Si fa sempre più fitto il mistero sulla sorte di Kim Jong-un. Il dittarore nordcoreano sparito dalla scena pubblica, e sul cui destino circolano molte ipotesi, dalla malattia, al colpo di stato, non si è fatto vivo neanche in uno dei giorni più importanti per il Paese.
La Corea del Nord, infatti, il 10 ottobre ha celebrato il 69/mo anniversario della fondazione del Partito dei Lavoratori.
NIENTE VISITA AL PALAZZO DEL SOLE. Tra i continui rumor sulla salute di Kim, che secondo alcune voci potrebbe essere malato di gotta e non vorrebbe farsi vedere in sedia a rotelle, i media del regime non hanno segnalato alcuna sua visita al Kumsusan, il 'Palazzo del Sole', dove sono custoditi i corpi imbalsamati di suo padre e di suo nonno, Kim Jong-il e Kim Il-sung, come invece fatto in occasione degli anniversari più importanti.
Nelle altre visite al Kumsusan, l'ex palazzo presidenziale di Kim Il-sung diventato un mausoleo, Kim si è in genere recato a mezzanotte con alti funzionari militari e del partito, per rendere omaggio al fondatore dello Stato e al caro leader, promotore della politica del songun, quella dei «militari prima di tutto».
UN CESTO DI FIORI DI KIM. La Kcna, l'agenzia ufficiale, ha quest'anno riferito solo che «alti funzionari» si sono recati al mausoleo: tra di loro, Kim Yong-nam, presidente del Presidium e presidente de facto della Corea del Nord; Hwang Pyong-so, considerato il numero due del regime anche per la vicepresidenza della Commissione nazionale di Difesa, l'organo istituzionale più potente presieduta da Kim Jong-un; e, infine, il premier Pak Pong-ju.
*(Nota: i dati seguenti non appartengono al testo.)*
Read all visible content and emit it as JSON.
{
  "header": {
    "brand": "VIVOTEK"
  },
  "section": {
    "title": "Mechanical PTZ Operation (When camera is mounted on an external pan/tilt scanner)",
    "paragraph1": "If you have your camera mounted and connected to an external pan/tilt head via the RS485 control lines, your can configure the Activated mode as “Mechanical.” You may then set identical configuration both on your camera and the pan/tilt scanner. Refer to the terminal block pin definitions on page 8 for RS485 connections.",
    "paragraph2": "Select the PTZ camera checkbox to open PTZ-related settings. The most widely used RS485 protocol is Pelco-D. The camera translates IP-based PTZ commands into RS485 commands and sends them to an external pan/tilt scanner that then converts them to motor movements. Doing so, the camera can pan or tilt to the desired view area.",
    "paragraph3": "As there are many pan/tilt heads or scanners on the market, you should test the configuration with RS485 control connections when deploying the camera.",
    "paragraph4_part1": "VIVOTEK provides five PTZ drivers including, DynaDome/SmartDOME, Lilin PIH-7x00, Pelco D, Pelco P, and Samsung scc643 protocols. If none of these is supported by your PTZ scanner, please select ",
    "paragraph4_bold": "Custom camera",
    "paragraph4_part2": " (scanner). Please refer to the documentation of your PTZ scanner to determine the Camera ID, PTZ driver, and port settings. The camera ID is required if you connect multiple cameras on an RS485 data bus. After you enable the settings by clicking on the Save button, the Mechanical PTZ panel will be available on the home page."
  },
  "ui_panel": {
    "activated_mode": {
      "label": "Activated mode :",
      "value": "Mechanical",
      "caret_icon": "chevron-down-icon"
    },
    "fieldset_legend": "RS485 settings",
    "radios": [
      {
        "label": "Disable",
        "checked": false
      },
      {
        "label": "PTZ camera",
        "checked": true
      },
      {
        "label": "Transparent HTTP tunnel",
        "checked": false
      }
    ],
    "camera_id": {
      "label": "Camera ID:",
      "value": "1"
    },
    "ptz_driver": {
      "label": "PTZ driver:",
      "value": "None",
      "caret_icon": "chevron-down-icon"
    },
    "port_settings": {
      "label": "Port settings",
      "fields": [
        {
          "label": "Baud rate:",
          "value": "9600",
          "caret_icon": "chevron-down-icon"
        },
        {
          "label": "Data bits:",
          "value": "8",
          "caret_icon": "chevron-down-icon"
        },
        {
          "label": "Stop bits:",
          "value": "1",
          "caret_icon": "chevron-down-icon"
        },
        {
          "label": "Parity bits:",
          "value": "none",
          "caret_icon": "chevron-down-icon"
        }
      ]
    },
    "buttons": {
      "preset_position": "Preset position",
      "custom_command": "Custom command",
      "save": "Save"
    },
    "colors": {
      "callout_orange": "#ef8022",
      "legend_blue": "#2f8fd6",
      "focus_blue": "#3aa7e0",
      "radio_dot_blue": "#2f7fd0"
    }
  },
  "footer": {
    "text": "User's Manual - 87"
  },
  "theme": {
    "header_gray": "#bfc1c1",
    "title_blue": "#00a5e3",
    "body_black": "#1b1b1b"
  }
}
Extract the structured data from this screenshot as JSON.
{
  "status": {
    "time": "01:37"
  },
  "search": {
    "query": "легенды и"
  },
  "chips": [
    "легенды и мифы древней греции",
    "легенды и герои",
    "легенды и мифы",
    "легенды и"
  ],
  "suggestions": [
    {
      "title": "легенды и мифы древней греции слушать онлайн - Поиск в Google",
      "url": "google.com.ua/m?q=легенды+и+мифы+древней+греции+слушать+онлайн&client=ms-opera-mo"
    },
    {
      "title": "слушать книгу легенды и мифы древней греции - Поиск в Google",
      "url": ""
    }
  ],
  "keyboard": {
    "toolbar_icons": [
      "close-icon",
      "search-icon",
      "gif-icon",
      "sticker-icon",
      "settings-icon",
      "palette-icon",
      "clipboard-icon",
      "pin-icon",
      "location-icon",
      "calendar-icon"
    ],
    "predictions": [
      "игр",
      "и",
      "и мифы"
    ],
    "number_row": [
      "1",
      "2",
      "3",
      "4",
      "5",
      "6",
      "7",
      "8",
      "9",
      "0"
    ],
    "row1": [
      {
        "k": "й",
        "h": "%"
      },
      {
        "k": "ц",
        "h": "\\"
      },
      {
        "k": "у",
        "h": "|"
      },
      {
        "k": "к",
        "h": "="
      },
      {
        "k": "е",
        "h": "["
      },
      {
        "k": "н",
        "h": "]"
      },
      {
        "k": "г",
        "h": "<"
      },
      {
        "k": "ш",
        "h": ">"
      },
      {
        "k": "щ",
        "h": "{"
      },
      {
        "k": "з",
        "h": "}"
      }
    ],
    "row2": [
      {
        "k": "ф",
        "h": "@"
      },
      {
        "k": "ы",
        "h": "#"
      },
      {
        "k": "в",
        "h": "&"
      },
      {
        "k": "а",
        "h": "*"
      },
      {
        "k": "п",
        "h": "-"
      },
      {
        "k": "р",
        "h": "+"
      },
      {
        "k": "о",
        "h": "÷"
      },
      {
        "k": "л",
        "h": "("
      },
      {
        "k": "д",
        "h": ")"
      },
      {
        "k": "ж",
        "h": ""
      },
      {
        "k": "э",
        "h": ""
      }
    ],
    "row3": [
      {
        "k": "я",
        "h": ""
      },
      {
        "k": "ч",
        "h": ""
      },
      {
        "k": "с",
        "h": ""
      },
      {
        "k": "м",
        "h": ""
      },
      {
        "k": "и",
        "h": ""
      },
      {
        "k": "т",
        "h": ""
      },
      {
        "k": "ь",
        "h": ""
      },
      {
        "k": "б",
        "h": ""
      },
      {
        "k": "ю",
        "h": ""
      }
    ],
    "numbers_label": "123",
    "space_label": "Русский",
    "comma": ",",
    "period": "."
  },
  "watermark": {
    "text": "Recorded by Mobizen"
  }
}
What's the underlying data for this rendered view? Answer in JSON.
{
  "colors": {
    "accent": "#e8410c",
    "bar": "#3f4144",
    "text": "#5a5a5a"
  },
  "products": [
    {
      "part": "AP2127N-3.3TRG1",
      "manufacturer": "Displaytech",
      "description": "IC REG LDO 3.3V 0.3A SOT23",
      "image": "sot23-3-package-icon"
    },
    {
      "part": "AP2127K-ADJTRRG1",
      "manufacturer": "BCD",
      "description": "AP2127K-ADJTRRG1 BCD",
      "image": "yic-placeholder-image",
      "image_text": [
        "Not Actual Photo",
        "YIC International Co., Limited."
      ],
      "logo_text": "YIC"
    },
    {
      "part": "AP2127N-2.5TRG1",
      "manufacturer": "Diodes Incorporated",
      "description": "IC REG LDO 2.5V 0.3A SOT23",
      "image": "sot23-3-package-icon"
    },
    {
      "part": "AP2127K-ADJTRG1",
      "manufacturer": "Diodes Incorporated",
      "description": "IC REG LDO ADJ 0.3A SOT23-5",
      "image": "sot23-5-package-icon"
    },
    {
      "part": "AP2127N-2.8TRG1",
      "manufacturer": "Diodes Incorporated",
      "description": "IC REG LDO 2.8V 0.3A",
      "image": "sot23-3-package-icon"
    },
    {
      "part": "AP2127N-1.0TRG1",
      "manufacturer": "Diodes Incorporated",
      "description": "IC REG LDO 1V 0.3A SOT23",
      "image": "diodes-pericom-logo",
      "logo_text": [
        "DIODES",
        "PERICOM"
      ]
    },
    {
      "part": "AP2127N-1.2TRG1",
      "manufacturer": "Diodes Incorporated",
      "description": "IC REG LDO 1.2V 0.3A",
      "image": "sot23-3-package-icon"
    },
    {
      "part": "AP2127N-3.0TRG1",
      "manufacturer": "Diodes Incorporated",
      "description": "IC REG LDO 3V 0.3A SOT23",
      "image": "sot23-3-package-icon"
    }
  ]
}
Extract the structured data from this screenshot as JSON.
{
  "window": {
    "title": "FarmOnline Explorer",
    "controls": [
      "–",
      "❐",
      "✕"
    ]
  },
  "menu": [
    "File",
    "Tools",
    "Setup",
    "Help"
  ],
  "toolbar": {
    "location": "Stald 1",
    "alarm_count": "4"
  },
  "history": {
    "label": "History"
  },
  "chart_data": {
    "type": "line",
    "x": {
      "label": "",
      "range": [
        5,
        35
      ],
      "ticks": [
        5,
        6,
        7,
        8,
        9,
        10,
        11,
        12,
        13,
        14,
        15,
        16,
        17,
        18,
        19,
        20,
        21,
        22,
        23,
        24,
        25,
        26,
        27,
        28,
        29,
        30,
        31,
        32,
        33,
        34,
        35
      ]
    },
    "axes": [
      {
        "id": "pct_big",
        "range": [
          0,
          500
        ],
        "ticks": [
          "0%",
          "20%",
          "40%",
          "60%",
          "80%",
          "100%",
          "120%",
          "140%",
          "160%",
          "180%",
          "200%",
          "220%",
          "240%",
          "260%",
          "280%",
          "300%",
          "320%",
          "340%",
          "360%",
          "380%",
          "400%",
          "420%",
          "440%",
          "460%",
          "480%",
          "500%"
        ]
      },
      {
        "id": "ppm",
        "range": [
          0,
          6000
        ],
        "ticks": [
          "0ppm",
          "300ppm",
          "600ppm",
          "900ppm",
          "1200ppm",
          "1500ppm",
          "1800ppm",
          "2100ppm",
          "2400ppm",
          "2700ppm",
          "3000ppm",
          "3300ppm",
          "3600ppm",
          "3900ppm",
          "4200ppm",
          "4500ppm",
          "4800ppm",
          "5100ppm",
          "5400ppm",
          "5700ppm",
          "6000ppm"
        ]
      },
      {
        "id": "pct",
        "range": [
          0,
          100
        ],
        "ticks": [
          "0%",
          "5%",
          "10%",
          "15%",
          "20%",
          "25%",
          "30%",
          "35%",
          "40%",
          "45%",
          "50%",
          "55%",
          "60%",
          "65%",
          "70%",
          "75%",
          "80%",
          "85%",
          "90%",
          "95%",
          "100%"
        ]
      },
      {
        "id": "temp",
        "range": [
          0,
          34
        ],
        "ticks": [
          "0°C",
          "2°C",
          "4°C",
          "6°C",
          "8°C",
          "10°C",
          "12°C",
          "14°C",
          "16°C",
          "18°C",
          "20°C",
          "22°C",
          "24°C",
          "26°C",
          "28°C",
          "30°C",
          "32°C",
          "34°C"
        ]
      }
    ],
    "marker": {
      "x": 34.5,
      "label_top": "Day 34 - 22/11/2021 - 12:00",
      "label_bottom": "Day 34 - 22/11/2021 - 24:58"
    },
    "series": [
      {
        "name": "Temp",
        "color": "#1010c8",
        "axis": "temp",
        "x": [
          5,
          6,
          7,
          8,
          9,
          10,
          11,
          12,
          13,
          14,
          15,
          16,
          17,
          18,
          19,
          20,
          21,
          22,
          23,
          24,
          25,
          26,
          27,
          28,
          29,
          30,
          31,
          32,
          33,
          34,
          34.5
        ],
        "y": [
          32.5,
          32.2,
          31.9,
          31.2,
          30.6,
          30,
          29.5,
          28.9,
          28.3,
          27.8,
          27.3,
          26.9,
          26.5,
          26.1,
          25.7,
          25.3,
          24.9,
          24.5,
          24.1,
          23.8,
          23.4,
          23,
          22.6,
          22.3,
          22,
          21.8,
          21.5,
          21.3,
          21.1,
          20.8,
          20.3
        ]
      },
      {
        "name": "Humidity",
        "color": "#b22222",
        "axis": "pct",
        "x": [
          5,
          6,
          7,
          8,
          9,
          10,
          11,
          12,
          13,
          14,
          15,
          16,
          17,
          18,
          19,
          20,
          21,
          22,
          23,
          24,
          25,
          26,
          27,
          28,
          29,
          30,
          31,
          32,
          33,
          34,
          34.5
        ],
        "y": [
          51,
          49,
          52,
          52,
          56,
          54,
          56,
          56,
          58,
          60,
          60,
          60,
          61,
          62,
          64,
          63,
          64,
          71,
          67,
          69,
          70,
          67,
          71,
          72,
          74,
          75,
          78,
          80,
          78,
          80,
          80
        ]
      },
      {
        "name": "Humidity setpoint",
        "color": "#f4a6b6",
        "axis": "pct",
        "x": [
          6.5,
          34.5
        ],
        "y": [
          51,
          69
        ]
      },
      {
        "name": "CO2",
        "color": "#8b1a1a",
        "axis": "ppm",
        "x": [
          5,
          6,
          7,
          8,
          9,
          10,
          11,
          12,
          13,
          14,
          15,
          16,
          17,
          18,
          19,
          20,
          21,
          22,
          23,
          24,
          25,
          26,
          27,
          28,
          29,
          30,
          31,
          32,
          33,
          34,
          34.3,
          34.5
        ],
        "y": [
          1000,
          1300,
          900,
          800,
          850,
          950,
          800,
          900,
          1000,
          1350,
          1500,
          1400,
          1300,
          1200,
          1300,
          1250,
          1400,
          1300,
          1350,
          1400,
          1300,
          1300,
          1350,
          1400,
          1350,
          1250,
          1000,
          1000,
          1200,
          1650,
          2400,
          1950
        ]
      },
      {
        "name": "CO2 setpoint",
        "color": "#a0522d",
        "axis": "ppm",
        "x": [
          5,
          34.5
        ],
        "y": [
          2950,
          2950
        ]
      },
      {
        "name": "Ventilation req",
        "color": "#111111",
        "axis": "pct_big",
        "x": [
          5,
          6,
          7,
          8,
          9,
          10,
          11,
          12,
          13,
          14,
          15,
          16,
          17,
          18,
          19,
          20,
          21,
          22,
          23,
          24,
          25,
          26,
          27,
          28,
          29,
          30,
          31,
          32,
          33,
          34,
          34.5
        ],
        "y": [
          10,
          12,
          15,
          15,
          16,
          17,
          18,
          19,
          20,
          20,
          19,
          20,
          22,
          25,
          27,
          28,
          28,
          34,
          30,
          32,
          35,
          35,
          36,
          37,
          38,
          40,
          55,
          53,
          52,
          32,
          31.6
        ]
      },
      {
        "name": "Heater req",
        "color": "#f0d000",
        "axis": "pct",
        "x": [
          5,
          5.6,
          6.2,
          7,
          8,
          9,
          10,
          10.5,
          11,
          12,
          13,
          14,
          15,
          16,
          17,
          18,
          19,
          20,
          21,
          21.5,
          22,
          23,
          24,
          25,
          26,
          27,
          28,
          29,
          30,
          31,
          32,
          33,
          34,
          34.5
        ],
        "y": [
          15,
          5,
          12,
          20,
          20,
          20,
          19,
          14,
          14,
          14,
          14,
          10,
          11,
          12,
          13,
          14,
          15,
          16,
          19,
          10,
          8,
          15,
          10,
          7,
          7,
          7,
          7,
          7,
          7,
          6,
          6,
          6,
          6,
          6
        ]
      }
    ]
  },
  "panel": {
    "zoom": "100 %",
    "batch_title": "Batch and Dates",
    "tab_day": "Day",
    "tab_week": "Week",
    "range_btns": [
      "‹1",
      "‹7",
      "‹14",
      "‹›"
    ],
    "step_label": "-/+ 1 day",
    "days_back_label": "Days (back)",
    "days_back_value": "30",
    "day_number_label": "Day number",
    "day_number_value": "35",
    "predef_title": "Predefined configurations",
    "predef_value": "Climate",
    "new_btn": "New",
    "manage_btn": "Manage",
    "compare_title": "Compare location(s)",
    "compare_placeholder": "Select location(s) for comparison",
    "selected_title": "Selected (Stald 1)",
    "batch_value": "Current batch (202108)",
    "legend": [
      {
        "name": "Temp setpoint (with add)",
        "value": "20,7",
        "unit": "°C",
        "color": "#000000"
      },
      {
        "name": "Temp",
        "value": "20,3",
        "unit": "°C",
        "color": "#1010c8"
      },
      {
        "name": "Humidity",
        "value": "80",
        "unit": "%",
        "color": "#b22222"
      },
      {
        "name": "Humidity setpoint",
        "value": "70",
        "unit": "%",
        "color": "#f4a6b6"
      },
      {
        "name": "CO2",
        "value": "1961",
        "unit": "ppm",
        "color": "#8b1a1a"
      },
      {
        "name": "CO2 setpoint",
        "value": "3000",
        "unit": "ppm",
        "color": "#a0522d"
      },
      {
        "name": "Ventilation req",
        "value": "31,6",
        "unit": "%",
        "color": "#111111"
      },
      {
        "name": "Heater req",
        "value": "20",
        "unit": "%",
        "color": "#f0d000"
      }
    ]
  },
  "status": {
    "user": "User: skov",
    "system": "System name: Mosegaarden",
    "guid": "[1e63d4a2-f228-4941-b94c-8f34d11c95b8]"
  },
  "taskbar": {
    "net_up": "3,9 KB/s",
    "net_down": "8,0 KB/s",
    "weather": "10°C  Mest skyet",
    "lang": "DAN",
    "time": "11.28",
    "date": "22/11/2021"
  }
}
Il nome del giovane leader, invece, non risulta nella lista riportata dalla Kcna: nel resoconto si menziona il tradizionale cesto di fiori, il più grande, da lui offerto a padre e nonno.
SPARITO DAL 3 SETTEMBRE. Dopo il concerto seguito con la 'first lady' Ri Sol-ju il 3 settembre, il leader è sparito dai radar dei media nordcoreani. La sua scomparsa dalla scena pubblica, la più lunga da quando ha ereditato a dicembre 2011 il potere dal padre Kim Jong-il, stroncato da un attacco cardiaco, ha alimentato i rumor sulle condizioni di salute (dopo le sorprendenti immagini della Kctv in cui il leader, visibilmente sovrappeso, ha un'andatura claudicante) o sulle difficoltà di politiche con l'ipotesi addirittura di un colpo di stato. Se la giornata a Pyongyang si è svolta all'insegna della tradizione, con lunghe file per omaggiare le due statue di Kim Il-sung e Kim Jong-il sulla Mansu Hill, i media hanno continuato a lodare il giovane generale, per la sua «guida solida».
«UNICO CENTRO DI UNITÀ». Il Rodong Sinmun, il quotidiano del Partito dei Lavoratori, ha pubblicato un editoriale in cui Kim, ritenuto avere 31 anni, è definito un leader politico «distinto»: qualità che tutti i cittadini devono tenere «in alta considerazione», considerandolo come «l'unico centro di unità e di leadership». I rumor sulla salute hanno avuto una vera impennata dopo che il «giovane generale» ha saltato la sessione parlamentare del 25 settembre: la tivù di Stato ha dovuto ammette che il leader era alle prese con quale problema fuori dall'ordinario.